Возраст, сами понимаете.
На все расспросы – как матери, так и полицейских – где она была два дня, Вера не ответила ничего. Только крепче сжимала любимую куклу и сопела, поджав губы. Никаких повреждений у нее не нашли, грязная только сильно, а так – нормальный ребенок. В полном порядке.
Отца ее так и не нашли. Не очень-тои хотелось, конечно, но пытались, пытались… Видимо, тот, с кем поменялся Митрофан Трифонович, решил этого оставить себе навсегда.
Камешки
Бабку я не помню. Застал, но в три года воспоминания – так себе, а именно в том моем возрасте ее и похоронили. Фотки у отца есть, я видел, но он их не пересматривает.
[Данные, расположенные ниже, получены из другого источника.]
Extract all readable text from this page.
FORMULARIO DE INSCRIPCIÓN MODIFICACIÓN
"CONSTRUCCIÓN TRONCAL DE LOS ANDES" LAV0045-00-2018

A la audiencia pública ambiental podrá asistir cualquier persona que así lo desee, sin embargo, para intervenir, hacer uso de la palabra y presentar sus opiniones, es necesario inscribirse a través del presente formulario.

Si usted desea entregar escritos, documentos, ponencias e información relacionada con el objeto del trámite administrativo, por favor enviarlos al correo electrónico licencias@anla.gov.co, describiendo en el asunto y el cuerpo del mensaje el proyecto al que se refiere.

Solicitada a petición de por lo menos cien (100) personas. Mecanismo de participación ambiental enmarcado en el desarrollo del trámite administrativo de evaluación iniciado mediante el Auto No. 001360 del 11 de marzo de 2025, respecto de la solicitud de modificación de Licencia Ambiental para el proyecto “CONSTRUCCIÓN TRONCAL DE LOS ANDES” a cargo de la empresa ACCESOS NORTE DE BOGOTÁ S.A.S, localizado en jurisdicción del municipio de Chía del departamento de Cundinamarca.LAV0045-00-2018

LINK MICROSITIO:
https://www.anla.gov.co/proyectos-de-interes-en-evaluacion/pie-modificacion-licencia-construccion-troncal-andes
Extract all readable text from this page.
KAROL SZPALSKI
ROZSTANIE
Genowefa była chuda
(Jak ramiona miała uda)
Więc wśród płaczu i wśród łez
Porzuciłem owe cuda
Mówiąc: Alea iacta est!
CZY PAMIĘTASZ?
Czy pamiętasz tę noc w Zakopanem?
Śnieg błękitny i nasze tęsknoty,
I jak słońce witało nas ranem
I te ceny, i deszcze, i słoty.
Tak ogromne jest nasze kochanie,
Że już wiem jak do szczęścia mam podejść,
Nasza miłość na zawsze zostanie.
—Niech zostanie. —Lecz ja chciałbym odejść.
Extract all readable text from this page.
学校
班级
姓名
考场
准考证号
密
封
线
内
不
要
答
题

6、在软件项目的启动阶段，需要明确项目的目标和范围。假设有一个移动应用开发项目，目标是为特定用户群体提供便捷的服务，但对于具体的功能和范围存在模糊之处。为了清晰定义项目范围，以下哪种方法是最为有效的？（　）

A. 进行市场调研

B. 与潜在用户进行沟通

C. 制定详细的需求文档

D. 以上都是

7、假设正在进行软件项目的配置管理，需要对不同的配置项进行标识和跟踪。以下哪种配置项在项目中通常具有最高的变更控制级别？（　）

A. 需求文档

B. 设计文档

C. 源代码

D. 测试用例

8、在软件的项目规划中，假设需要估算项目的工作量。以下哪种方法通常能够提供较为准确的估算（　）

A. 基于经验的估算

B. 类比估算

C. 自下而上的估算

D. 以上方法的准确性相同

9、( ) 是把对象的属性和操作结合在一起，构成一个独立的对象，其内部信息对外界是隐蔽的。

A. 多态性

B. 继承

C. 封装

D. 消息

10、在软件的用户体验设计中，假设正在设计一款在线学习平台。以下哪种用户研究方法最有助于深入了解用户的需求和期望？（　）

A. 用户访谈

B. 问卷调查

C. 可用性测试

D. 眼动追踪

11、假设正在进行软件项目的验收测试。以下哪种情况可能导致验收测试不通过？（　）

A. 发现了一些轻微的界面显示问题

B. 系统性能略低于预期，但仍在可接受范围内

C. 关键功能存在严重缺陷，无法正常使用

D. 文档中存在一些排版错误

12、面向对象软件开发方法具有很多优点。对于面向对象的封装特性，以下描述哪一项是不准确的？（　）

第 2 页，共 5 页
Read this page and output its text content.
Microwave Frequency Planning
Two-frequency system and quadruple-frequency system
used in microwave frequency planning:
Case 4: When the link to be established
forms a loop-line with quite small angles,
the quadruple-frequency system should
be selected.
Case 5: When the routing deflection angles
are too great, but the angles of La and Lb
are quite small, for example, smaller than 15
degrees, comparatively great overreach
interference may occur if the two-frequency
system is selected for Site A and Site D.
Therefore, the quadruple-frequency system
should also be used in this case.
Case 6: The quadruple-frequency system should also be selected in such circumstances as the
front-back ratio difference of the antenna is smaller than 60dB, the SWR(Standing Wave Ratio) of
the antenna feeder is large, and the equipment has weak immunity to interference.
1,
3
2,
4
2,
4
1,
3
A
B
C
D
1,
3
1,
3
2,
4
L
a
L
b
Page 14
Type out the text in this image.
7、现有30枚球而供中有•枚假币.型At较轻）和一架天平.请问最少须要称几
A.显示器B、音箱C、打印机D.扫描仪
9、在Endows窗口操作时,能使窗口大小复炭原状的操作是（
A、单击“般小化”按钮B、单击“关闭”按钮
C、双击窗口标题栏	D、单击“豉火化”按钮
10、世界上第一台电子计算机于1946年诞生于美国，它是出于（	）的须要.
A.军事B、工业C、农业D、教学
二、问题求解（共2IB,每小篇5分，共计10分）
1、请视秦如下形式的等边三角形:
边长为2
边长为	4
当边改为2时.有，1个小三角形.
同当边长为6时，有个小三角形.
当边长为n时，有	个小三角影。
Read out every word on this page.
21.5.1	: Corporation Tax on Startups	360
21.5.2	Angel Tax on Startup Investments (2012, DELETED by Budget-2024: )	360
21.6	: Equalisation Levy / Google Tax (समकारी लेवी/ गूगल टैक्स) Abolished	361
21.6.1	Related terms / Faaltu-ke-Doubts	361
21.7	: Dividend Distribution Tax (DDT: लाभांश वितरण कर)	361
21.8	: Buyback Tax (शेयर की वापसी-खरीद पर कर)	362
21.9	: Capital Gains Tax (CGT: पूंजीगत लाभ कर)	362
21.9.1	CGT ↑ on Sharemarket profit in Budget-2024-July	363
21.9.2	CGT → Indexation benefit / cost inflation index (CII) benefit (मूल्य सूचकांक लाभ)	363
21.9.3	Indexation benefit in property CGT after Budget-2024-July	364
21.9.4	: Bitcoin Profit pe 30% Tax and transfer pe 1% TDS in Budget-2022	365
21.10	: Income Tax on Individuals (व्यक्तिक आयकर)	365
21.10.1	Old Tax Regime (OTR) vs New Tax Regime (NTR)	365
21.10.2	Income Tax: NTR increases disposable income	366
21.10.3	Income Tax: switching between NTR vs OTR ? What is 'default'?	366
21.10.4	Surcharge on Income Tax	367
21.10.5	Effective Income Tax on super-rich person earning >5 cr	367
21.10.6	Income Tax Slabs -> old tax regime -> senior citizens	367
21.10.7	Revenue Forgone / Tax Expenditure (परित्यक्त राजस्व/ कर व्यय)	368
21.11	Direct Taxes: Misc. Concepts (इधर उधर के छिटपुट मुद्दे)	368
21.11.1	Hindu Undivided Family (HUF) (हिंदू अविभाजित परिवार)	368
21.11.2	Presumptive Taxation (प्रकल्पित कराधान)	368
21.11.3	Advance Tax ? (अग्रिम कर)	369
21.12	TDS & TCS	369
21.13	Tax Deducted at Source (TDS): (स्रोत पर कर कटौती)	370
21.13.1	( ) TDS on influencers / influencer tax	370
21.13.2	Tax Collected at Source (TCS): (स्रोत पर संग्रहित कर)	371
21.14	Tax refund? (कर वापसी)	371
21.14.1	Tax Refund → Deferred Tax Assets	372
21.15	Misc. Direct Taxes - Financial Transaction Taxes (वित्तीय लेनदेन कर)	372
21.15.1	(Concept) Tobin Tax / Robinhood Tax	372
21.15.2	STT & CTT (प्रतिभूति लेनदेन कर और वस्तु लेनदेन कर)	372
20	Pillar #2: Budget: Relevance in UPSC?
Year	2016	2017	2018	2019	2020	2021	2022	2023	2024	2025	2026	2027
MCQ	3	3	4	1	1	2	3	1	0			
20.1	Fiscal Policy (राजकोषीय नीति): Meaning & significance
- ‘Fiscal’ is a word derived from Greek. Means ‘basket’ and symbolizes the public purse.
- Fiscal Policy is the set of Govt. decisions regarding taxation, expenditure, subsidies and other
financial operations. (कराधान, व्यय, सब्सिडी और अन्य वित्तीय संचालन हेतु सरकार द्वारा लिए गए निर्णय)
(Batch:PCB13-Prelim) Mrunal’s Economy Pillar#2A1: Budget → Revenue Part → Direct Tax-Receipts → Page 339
Слепые и в жизни – не самое приятное зрелище, а на снимках…
Вангу представляете?
Вот и моя была сродни: глаза плотно зажмурены, стянуты невидимыми нитками вокруг бывших зрачков. Волосы седые, морщины глубокие. Выражение лица брезгливое. Ничего интересного, бабка как бабка. К тому же незрячая.
Старшего брата отец никогда по имени не называет: старшой, да все. Я лет до восьми и не знал, что он, оказывается, Константин. Увидел еще позже – дядька у меня знатный сиделец. Как с малолетки начал за чужую разбитую голову, так, изредка выходя от хозяина, и продолжает.